Friday, December 26, 2014

fiction - Does "reversing" characters provide enough of a "disconnect "to defend against a libel suit?


Sherlock Holmes and Dr. Watson were fictional, of course, but Lauren Ipsum has convinced me that if they were real people, a story about a "drug-using detective and his MD sidekick" might expose a writer to a charge of libel. (A story about a detective and sidekick would not be a problem.) Suppose I reversed the order and made it a story about an medical doctor detective and ne'er do well crack-using sidekick. (This is the more expected sequence; Holmes and Dr. Watson are "unusual" to say the least.) Would that differentiate the characters sufficiently from the original?


Another theme I've toyed with is that of "Ivan and Donna," where Ivan is a mogul from East Europe and Donna is his ritzy American wife. Most people would recognize them as Donald and Ivana, of course, but since I've "mixed up" the two characters, would that make it impossible to tell where one character ends and the other begins?


Or could that even pass as "parody."



Answer



You really should be asking a lawyer rather than a group of writers.

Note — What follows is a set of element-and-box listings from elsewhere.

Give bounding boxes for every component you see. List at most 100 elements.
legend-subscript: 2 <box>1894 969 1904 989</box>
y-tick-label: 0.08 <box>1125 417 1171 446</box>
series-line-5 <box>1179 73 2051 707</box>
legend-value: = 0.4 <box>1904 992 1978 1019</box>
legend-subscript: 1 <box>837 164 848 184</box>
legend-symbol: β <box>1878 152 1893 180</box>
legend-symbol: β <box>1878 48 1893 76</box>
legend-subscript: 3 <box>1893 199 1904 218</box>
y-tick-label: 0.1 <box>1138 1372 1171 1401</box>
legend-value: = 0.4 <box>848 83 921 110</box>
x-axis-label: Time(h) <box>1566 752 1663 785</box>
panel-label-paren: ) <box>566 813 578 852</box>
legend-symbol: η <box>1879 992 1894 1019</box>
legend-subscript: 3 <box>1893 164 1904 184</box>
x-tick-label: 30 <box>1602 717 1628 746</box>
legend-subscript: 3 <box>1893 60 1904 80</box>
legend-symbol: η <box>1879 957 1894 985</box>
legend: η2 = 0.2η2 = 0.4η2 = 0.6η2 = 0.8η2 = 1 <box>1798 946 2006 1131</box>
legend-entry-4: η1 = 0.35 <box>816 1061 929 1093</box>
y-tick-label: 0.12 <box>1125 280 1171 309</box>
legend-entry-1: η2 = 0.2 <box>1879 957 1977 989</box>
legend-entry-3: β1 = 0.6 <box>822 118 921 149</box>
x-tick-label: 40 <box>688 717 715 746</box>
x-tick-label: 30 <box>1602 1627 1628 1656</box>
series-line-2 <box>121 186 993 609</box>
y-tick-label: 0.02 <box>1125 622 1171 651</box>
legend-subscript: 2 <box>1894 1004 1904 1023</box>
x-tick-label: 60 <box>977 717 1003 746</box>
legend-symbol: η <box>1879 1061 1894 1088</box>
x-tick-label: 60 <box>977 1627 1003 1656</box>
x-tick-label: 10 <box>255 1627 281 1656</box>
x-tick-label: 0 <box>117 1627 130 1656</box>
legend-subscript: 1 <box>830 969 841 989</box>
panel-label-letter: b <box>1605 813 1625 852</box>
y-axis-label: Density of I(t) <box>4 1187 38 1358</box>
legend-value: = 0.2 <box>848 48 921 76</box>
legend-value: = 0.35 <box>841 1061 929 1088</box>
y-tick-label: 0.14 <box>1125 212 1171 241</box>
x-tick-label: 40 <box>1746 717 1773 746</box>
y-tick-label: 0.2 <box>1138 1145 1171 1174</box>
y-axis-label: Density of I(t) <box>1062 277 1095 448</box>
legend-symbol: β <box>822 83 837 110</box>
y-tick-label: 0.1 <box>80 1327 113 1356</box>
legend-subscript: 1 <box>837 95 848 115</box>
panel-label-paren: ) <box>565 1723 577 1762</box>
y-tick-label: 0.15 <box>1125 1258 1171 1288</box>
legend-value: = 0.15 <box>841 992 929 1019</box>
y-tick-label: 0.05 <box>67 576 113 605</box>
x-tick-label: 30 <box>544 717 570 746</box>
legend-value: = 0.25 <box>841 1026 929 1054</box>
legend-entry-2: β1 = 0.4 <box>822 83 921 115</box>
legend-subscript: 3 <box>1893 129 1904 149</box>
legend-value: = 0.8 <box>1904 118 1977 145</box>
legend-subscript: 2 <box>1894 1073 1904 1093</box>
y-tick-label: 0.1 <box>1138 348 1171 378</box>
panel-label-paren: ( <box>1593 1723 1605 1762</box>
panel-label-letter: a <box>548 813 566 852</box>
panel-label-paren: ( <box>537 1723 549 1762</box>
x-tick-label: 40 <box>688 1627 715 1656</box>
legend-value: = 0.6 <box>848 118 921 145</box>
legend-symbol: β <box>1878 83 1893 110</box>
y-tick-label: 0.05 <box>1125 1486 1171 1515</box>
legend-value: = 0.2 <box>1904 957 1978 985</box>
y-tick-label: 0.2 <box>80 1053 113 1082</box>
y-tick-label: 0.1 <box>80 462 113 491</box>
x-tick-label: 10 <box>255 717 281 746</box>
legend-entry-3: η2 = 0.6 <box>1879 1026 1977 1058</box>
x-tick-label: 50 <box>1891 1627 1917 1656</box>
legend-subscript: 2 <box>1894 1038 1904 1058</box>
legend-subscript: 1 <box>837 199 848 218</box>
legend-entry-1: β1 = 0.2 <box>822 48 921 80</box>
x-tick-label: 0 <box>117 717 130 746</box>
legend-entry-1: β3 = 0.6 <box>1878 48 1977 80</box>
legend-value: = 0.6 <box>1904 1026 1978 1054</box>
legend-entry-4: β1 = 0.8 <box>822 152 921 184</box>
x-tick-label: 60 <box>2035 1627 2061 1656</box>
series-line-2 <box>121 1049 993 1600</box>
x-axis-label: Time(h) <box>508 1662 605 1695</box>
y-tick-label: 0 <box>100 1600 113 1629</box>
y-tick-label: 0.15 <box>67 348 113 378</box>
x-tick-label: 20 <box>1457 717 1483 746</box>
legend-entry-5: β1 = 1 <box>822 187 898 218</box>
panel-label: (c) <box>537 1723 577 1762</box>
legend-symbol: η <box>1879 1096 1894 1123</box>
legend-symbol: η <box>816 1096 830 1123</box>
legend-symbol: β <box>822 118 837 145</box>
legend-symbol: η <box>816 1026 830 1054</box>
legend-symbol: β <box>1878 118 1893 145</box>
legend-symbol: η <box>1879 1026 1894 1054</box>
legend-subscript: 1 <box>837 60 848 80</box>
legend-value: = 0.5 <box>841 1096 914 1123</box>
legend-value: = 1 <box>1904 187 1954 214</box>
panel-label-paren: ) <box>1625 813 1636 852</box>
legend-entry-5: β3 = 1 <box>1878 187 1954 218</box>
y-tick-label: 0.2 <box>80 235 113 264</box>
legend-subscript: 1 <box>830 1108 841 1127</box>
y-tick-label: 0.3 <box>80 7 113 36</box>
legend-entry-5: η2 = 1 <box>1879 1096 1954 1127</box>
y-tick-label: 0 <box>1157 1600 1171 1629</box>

I am not a lawyer, but my understanding is that for something to be "libel": (a) It must be written or printed, i.e. not simply spoken (that's "slander"). (b) It must be about a "clearly identifiable person". (c) It must be false -- truth is an absolute defense against libel. (d) If it is about a public figure, it must be given with "actual malice", i.e. you must have known that when you said was false and not just have made a mistake. If it is about a private individual, the standard is "negligence", that is, you failed to take responsible steps to verify that the information was true before printing it.


So I guess for you the question is about how close your fictional character can be to the actual person before it counts as "clearly identifiable". I doubt that there's a bright line there. Obviously if you use the person's real name, real occupation, give a physical description, and list his address, that's "clearly identifiable". If you wrote a story about, say, a corrupt senator, where his name, description, etc did not particularly match any real person, the fact that there are corrupt senators in real life would not be sufficient for one of them to say that you were libeling him. (I have this sudden image of someone arguing in court, "He said that the character in his book was an evil, cheap, lazy, corrupt, philandering, worthless drunk. Obviously he was talking about me!") If you change the character's name from "Miller" to "Diller", is that enough? Probably not. But how many letters do you have to change? What if you changed "Miller" to "Deller" or "Delmer" or "Delmar" or "Delman"? At some point I'm sure a court would say that there's no longer any real similarity.


Are you trying to push the limits so that you can say nasty things about some real person while avoiding libel charges? Like, you want to accuse some famous person of secretly being a racist or a drug dealer or whatever because you hate him and want to ruin his reputation? If that's the case, I think you're treading on thin ice. If the resemblance is clear enough that a typical reader will understand who you're talking about, then the judge and jury will get it too. If the resemblance is vague enough that it's not obvious to the judge, then it won't be obvious to most readers either.



Or is it that there is some real person that you think would make the basis for an interesting character in a story? Like, you read about some political scandal in the news that you think is interesting, and you want to write a fictionalized account? In that case, the easy answer is to just change the characters enough to make them unrecognizable. Don't change "Donald" to "Ronald". Change "Donald" to "Larry". If the real person was a tall, thin white man from Massachusetts, make your character a short, fat black woman from Oregon. Etc. Only keep the aspects of the character necessary to make the story work.